Yes on 17 – restores the right to vote to people convicted of felonies who are on parole. Proposition 17 restores voting rights for people convicted of felonies who have served their sentences and who are meeting any current parole requirements.

Yes on 18 – Allows 17-year-olds who will be 18 at the time of the next general election to vote in primaries and special elections. Proposition 18 will allow 17 year-olds to register to vote, and to vote in the primary elections if they will be 18 by the next general election.

Yes on 21 – expand local governments’ power to use rent control. Proposition 21 allows local governments additional flexibility in creating rent control programs, including extending rent control protections to residents of multi-unit buildings more than 20 years old, and permits rent control protections for residents of single-family houses owned by corporations and people who own multiple houses. Prop 21 overturns portions of the Costa-Hawkins act, a 1990s state law which restricts local governments’ ability to expand rent control protections. Prop 21 does not change local rent control laws, but permits local governments to do so if they meet its requirements.

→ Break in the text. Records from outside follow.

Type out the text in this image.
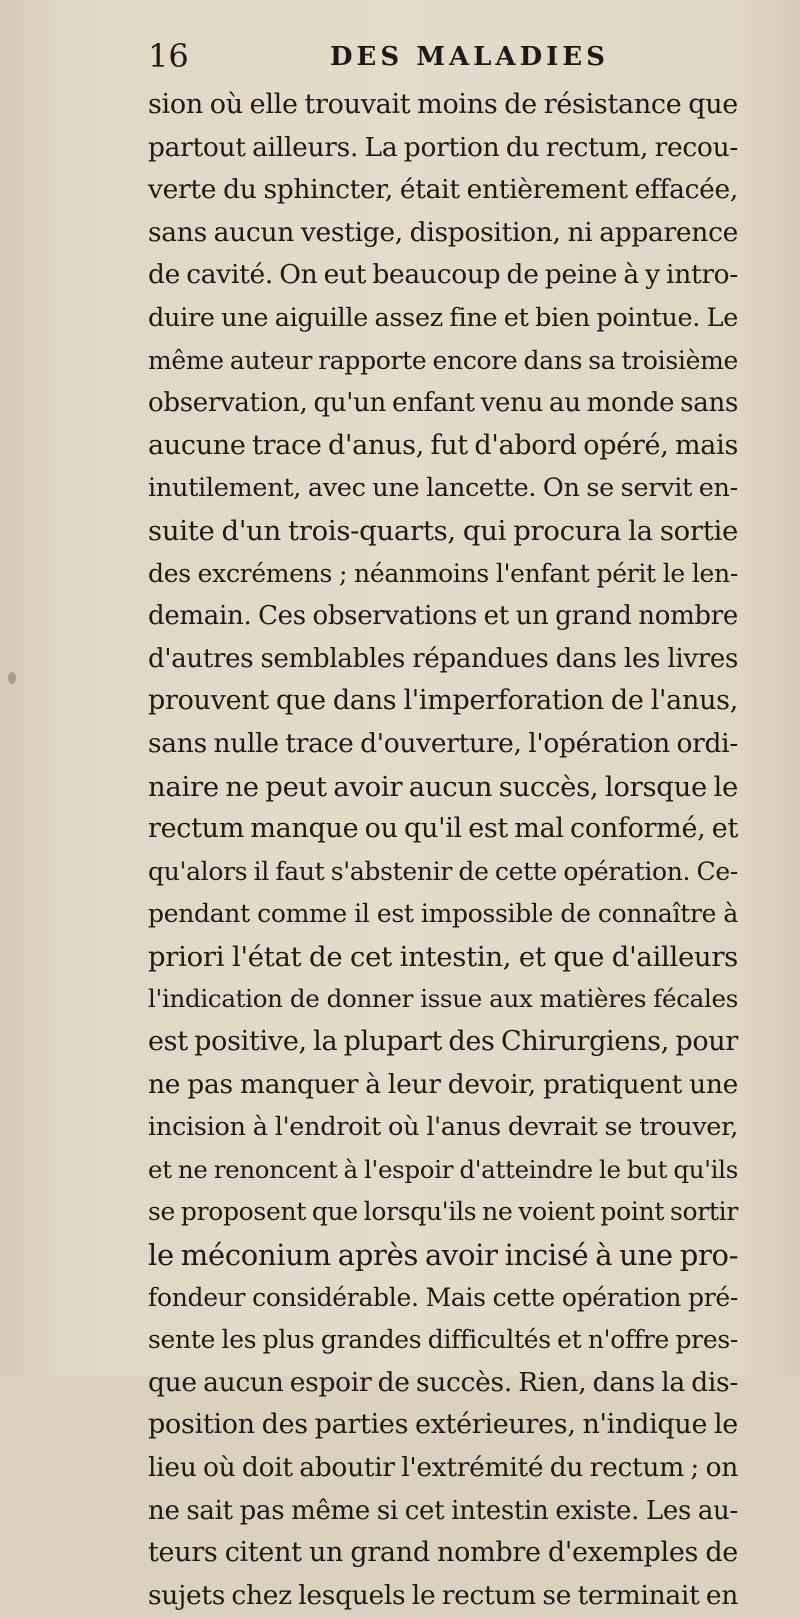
16	DES MALADIES
sion où elle trouvait moins de résistance que
partout ailleurs. La portion du rectum, recou-
verte du sphincter, était entièrement effacée,
sans aucun vestige, disposition, ni apparence
de cavité. On eut beaucoup de peine à y intro-
duire une aiguille assez fine et bien pointue. Le
même auteur rapporte encore dans sa troisième
observation, qu'un enfant venu au monde sans
aucune trace d'anus, fut d'abord opéré, mais
inutilement, avec une lancette. On se servit en-
suite d'un trois-quarts, qui procura la sortie
des excrémens ; néanmoins l'enfant périt le len-
demain. Ces observations et un grand nombre
d'autres semblables répandues dans les livres
prouvent que dans l'imperforation de l'anus,
sans nulle trace d'ouverture, l'opération ordi-
naire ne peut avoir aucun succès, lorsque le
rectum manque ou qu'il est mal conformé, et
qu'alors il faut s'abstenir de cette opération. Ce-
pendant comme il est impossible de connaître à
priori l'état de cet intestin, et que d'ailleurs
l'indication de donner issue aux matières fécales
est positive, la plupart des Chirurgiens, pour
ne pas manquer à leur devoir, pratiquent une
incision à l'endroit où l'anus devrait se trouver,
et ne renoncent à l'espoir d'atteindre le but qu'ils
se proposent que lorsqu'ils ne voient point sortir
le méconium après avoir incisé à une pro-
fondeur considérable. Mais cette opération pré-
sente les plus grandes difficultés et n'offre pres-
que aucun espoir de succès. Rien, dans la dis-
position des parties extérieures, n'indique le
lieu où doit aboutir l'extrémité du rectum ; on
ne sait pas même si cet intestin existe. Les au-
teurs citent un grand nombre d'exemples de
sujets chez lesquels le rectum se terminait en
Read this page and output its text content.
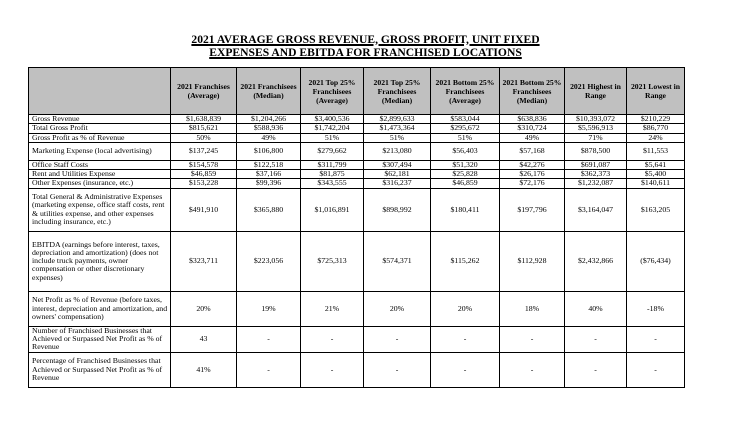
2021 AVERAGE GROSS REVENUE, GROSS PROFIT, UNIT FIXED
EXPENSES AND EBITDA FOR FRANCHISED LOCATIONS
	2021 Franchises (Average)	2021 Franchisees (Median)	2021 Top 25% Franchisees (Average)	2021 Top 25% Franchisees (Median)	2021 Bottom 25% Franchisees (Average)	2021 Bottom 25% Franchisees (Median)	2021 Highest in Range	2021 Lowest in Range
Gross Revenue	$1,638,839	$1,204,266	$3,400,536	$2,899,633	$583,044	$638,836	$10,393,072	$210,229
Total Gross Profit	$815,621	$588,936	$1,742,204	$1,473,364	$295,672	$310,724	$5,596,913	$86,770
Gross Profit as % of Revenue	50%	49%	51%	51%	51%	49%	71%	24%
Marketing Expense (local advertising)	$137,245	$106,800	$279,662	$213,080	$56,403	$57,168	$878,500	$11,553
Office Staff Costs	$154,578	$122,518	$311,799	$307,494	$51,320	$42,276	$691,087	$5,641
Rent and Utilities Expense	$46,859	$37,166	$81,875	$62,181	$25,828	$26,176	$362,373	$5,400
Other Expenses (insurance, etc.)	$153,228	$99,396	$343,555	$316,237	$46,859	$72,176	$1,232,087	$140,611
Total General & Administrative Expenses (marketing expense, office staff costs, rent & utilities expense, and other expenses including insurance, etc.)	$491,910	$365,880	$1,016,891	$898,992	$180,411	$197,796	$3,164,047	$163,205
EBITDA (earnings before interest, taxes, depreciation and amortization) (does not include truck payments, owner compensation or other discretionary expenses)	$323,711	$223,056	$725,313	$574,371	$115,262	$112,928	$2,432,866	($76,434)
Net Profit as % of Revenue (before taxes, interest, depreciation and amortization, and owners' compensation)	20%	19%	21%	20%	20%	18%	40%	-18%
Number of Franchised Businesses that Achieved or Surpassed Net Profit as % of Revenue	43	-	-	-	-	-	-	-
Percentage of Franchised Businesses that Achieved or Surpassed Net Profit as % of Revenue	41%	-	-	-	-	-	-	-
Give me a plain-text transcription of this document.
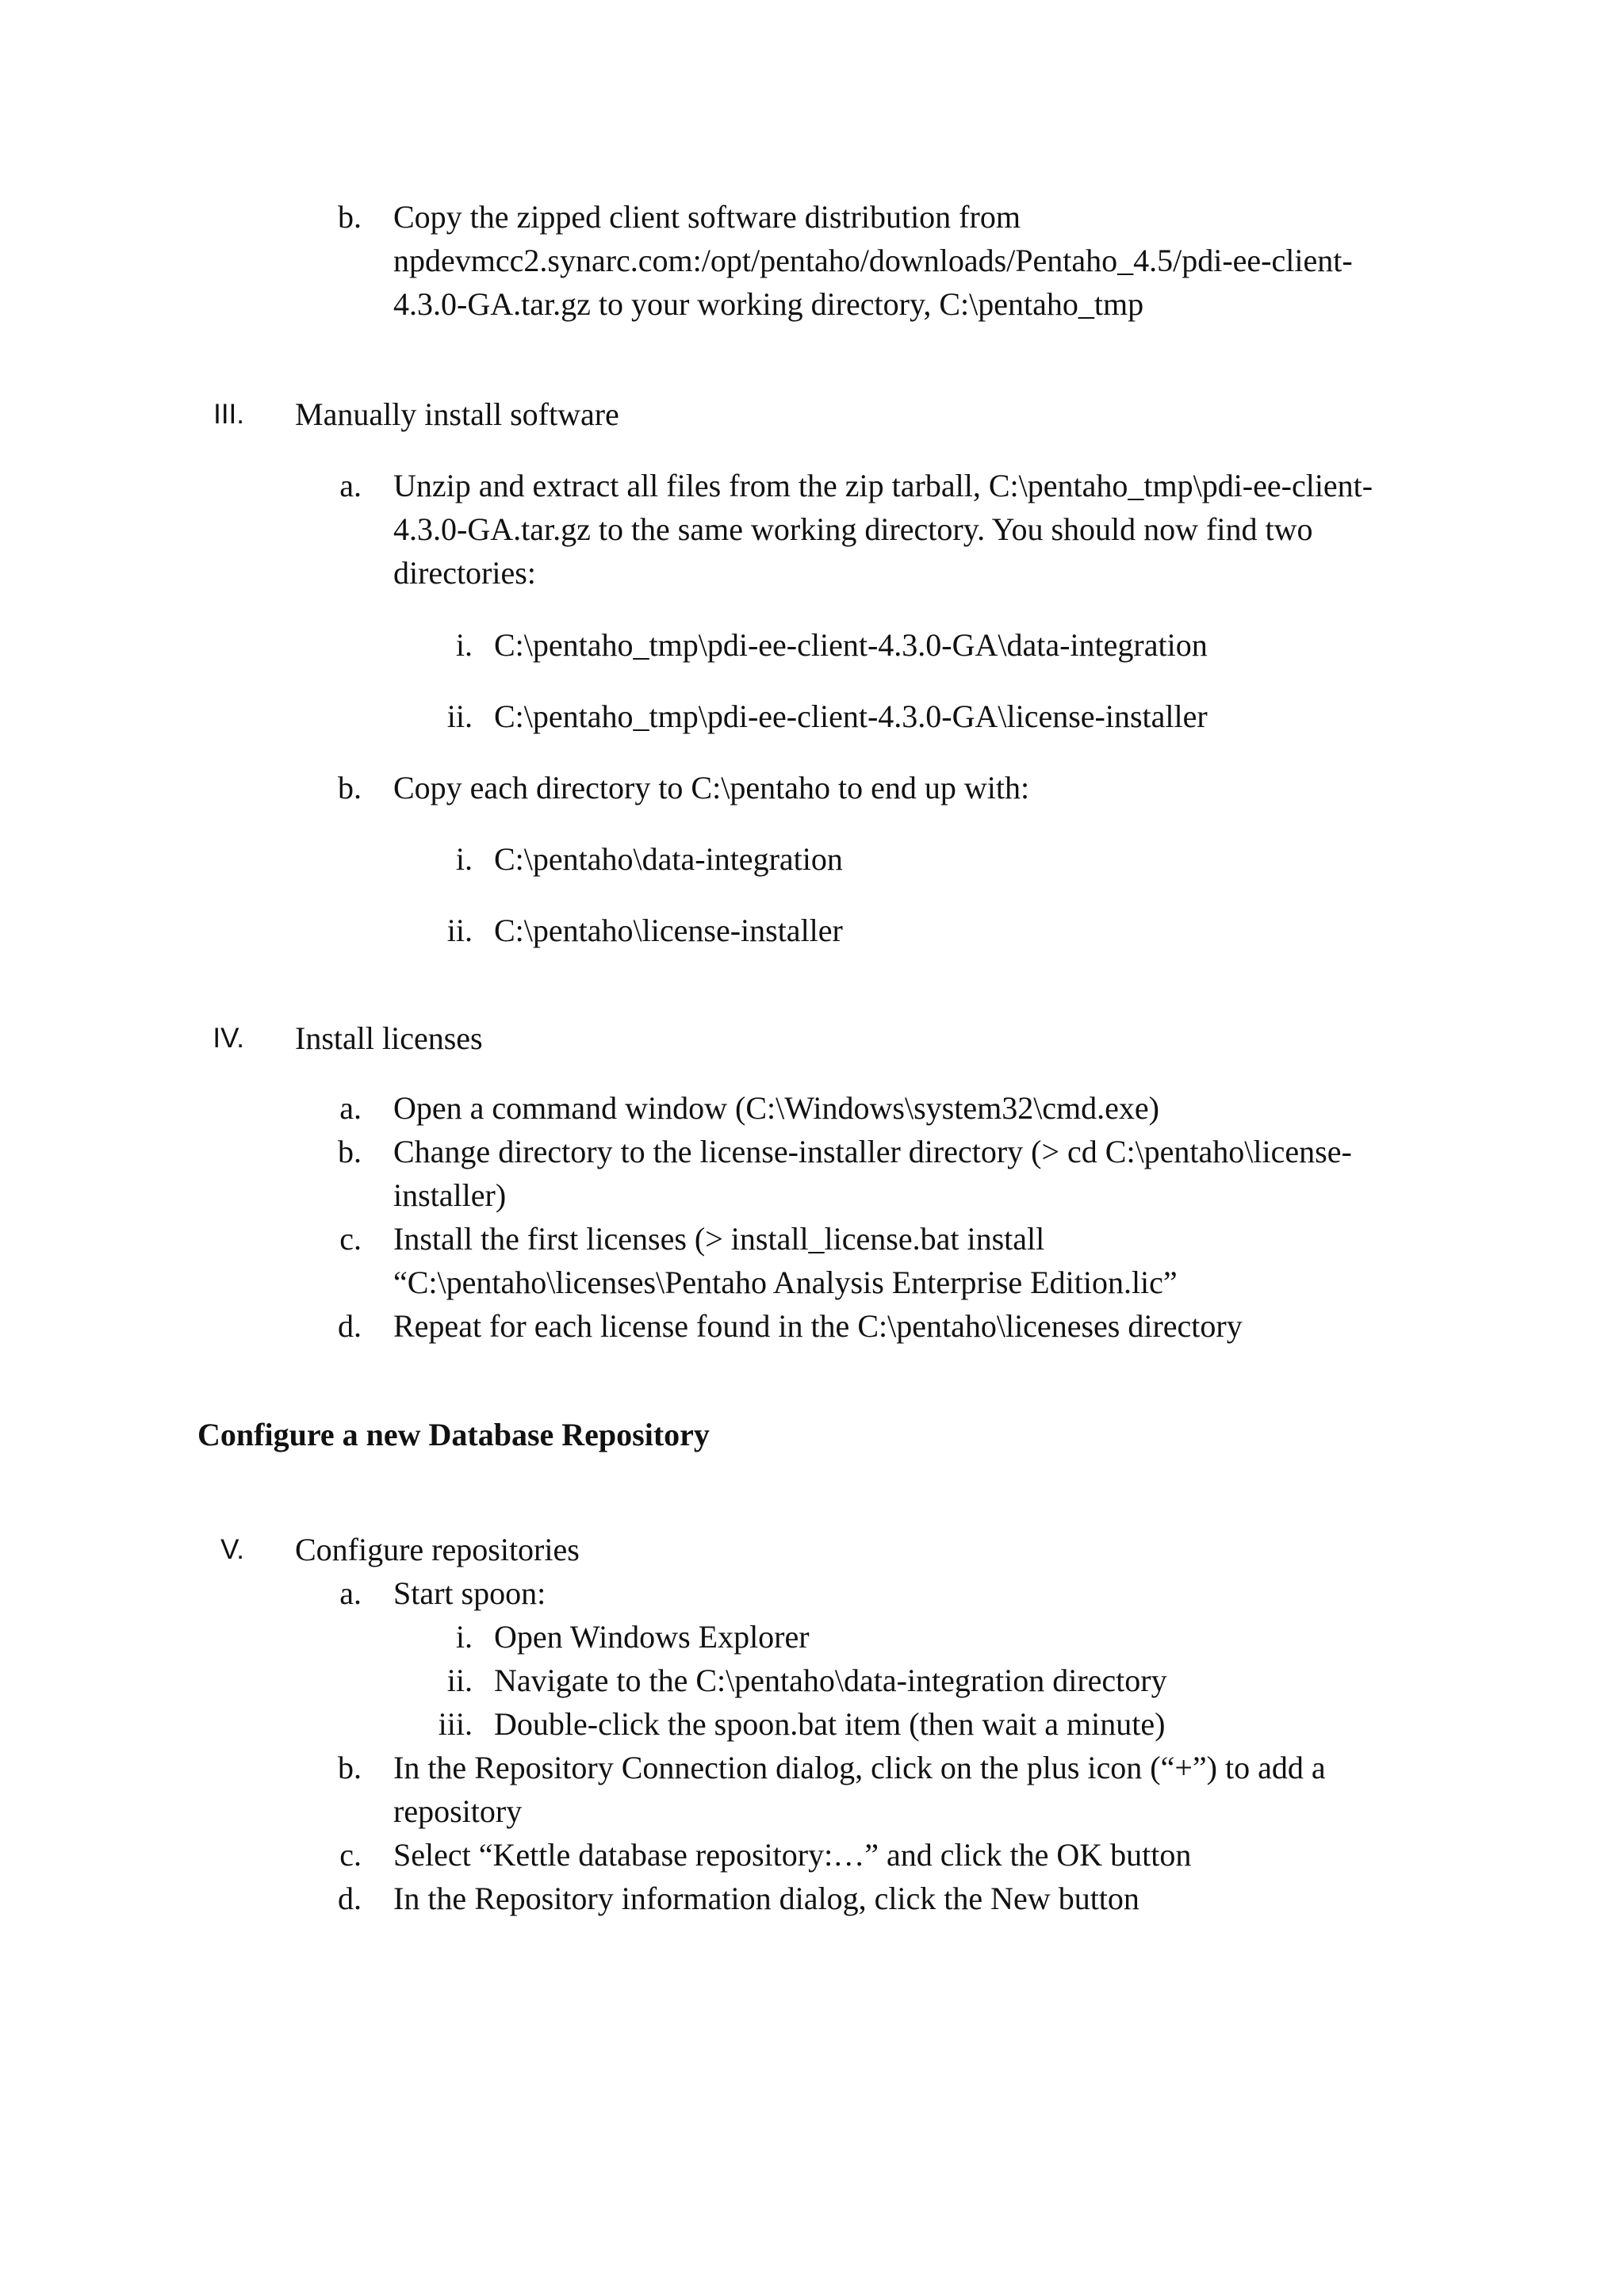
b. Copy the zipped client software distribution from
npdevmcc2.synarc.com:/opt/pentaho/downloads/Pentaho_4.5/pdi-ee-client-
4.3.0-GA.tar.gz to your working directory, C:\pentaho_tmp
III. Manually install software
a. Unzip and extract all files from the zip tarball, C:\pentaho_tmp\pdi-ee-client-
4.3.0-GA.tar.gz to the same working directory. You should now find two
directories:
i. C:\pentaho_tmp\pdi-ee-client-4.3.0-GA\data-integration
ii. C:\pentaho_tmp\pdi-ee-client-4.3.0-GA\license-installer
b. Copy each directory to C:\pentaho to end up with:
i. C:\pentaho\data-integration
ii. C:\pentaho\license-installer
IV. Install licenses
a. Open a command window (C:\Windows\system32\cmd.exe)
b. Change directory to the license-installer directory (> cd C:\pentaho\license-
installer)
c. Install the first licenses (> install_license.bat install
“C:\pentaho\licenses\Pentaho Analysis Enterprise Edition.lic”
d. Repeat for each license found in the C:\pentaho\liceneses directory
Configure a new Database Repository
V. Configure repositories
a. Start spoon:
i. Open Windows Explorer
ii. Navigate to the C:\pentaho\data-integration directory
iii. Double-click the spoon.bat item (then wait a minute)
b. In the Repository Connection dialog, click on the plus icon (“+”) to add a
repository
c. Select “Kettle database repository:…” and click the OK button
d. In the Repository information dialog, click the New button
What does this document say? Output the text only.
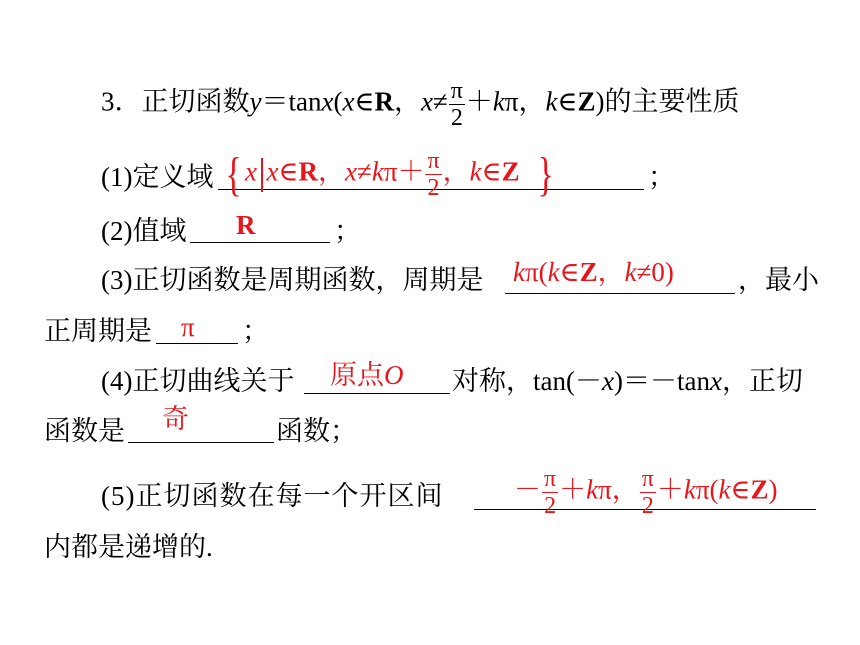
3．正切函数y＝tanx(x∈R，$x\ne \frac{\pi}{2} +k\pi$，k∈Z)的主要性质
(1)定义域	；
{ x x∈R，$x\ne k\pi+ \frac{\pi}{2}$ ，k∈Z }
(2)值域	；
R
(3)正切函数是周期函数，周期是	，最小
kπ(k∈Z，k≠0)
正周期是	；
π
(4)正切曲线关于	对称，tan(－x)＝－tanx，正切
原点O
函数是	函数；
奇
(5)正切函数在每一个开区间	－ $\frac{\pi}{2} +k\pi$， $\frac{\pi}{2}$ ＋kπ(k∈Z)
内都是递增的.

No on 22 – Makes app-based drivers to be independent contractors and enacts several labor policies related to app-based companies. Proposition 22 was authored by Uber, and placed on the ballot as a voter initiative sponsored by the corporation. Uber hopes to overturn a portion of AB5, a 2019 law approved by the state legislature which classified Uber and Lyft drivers, along with other gig and contract workers, as employees, and requires employers to pay minimum wage and provide workers with benefits like unemployment and disability insurance required for employees under state and federal laws. Proposition 22 would reclassify drivers for app-based companies as independent contractors, and prescribes certain labor law changes for those workers. It strips away most of the worker protections established by AB5, and would prohibit the state legislature from amending its provisions except by supermajority vote – an unprecedented seven-eighths majority of both legislative houses.